The final event of Mental Health Awareness Week — the 2017 Mental Health Panel — was held on Thursday at the University of Michigan Union, with the help from the student-run National Alliance on Mental Illness, Mental Health Task Force and the LSA Student Government.
Four women spoke at the panel about their own struggles with mental illness, the importance of seeking help and how the University can improve on helping those suffering.
Public Policy senior Melanie Wellstein, president of the National Alliance on Mental Illness, was the main facilitator of the panel event.
“We all know someone who has been affected by mental illness,” she said. “But the more we talk about these issues and bring them to administration, the more we will be able to change things at the University of Michigan.”
According to a survey sent out last year from the Mental Health Task Force, 96 percent of student respondents feel that mental health should be accommodated on a college campus, but 74 percent do not feel comfortable addressing their concerns with faculty.
Many of the panelists spoke about what they had read at the Mental Health Monologues, an event in the spring on mental health. The first panelist to speak was fifth-year senior Abigail Nutter, who spoke about feeling guilty getting help and being “on the fence” about having a mental illness.
“When you don’t have a diagnosis, you feel like you don’t need to look for help or other people need it more,” she said.
LSA senior Lauren Quinlan later shared a poem she wrote about waiting all day to get into an intensive care unit in the emergency room.
“Einstein had proved that time is relative, and it has never felt so than the time that I spent 24 hours, one day, in the emergency room,” she read.
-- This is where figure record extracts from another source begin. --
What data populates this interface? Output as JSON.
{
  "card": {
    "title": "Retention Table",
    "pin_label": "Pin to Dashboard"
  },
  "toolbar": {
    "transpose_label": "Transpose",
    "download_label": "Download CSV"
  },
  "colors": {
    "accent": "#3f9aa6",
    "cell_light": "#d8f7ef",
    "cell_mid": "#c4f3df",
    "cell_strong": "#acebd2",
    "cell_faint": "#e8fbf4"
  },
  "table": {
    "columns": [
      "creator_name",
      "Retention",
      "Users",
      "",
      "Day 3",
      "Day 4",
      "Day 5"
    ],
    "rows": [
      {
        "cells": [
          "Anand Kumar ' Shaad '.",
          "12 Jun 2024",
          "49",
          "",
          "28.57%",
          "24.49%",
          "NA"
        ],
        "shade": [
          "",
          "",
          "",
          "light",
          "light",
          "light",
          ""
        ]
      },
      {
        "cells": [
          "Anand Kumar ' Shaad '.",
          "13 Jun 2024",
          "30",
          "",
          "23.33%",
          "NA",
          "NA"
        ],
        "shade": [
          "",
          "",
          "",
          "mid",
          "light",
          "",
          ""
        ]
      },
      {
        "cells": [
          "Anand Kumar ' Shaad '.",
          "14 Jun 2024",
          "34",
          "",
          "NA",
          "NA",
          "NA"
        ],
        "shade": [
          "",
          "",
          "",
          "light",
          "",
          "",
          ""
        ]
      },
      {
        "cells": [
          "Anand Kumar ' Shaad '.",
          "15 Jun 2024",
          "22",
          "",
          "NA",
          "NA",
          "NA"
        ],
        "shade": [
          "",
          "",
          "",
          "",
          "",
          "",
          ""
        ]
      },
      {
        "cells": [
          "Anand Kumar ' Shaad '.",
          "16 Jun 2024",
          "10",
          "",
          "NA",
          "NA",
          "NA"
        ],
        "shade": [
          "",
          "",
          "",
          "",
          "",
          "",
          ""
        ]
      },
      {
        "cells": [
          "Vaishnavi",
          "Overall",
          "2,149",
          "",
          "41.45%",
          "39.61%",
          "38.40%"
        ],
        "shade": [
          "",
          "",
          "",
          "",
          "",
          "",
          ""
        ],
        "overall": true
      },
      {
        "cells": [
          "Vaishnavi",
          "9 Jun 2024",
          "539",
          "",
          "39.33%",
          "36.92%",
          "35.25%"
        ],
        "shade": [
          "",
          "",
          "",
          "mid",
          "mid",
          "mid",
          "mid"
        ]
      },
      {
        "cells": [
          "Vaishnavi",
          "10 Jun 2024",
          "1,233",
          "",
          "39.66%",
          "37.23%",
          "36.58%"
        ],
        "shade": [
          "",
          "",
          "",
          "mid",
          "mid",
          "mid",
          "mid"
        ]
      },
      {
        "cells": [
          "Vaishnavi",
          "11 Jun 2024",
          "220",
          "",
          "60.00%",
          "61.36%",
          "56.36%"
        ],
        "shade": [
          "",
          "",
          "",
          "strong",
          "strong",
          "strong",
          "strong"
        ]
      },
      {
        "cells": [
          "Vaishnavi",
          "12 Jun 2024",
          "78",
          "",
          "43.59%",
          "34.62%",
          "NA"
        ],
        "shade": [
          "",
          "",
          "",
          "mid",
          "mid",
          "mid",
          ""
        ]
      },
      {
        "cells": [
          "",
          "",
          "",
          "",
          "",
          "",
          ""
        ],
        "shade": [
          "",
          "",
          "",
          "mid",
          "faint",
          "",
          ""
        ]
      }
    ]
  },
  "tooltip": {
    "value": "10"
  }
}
She emphasized it should be easier for people to get help in other settings.
Tom Kal, a resident adviser and faculty at the School of Social Work, shared his reason for attending the event and the value he places on mental health. He discussed how his daughter had been dealing with chronic depression and his brother had been hospitalized and professionals never knew what to do.
Kal believes there are two things people who are suffering from illness should do; first, get professional care and second, find others who are going through similar situations.
Panelist Marissa Stringer, an LSA senior, spoke about receiving her ADHD diagnosis and understanding her illness was legitimate.
“The answers to my problems can’t be found on a Google search,” she said.
To conclude the panel, Wellstein made a personal statement about her experience with mental illness. After being diagnosed with PTSD at age 18, she felt like it was important knowing she needed help before starting college.
In response to how the resources at the University can help those suffering, Quinlan said, “We need to pay more attention to CAPS and facilitate more of a conversation about it.”
LSA senior Julia Winkler said she attended the panel to learn about helping her friends who are suffering with mental health issues.
“(I came to the talk) to absorb perspectives that I don’t normally have, so that I could be better as a friend,” Winkler said.
When asked about giving advice to people struggling with mental illness, Wellstein said, “It sounds really cliche, but I think there aren’t enough people talking about this.”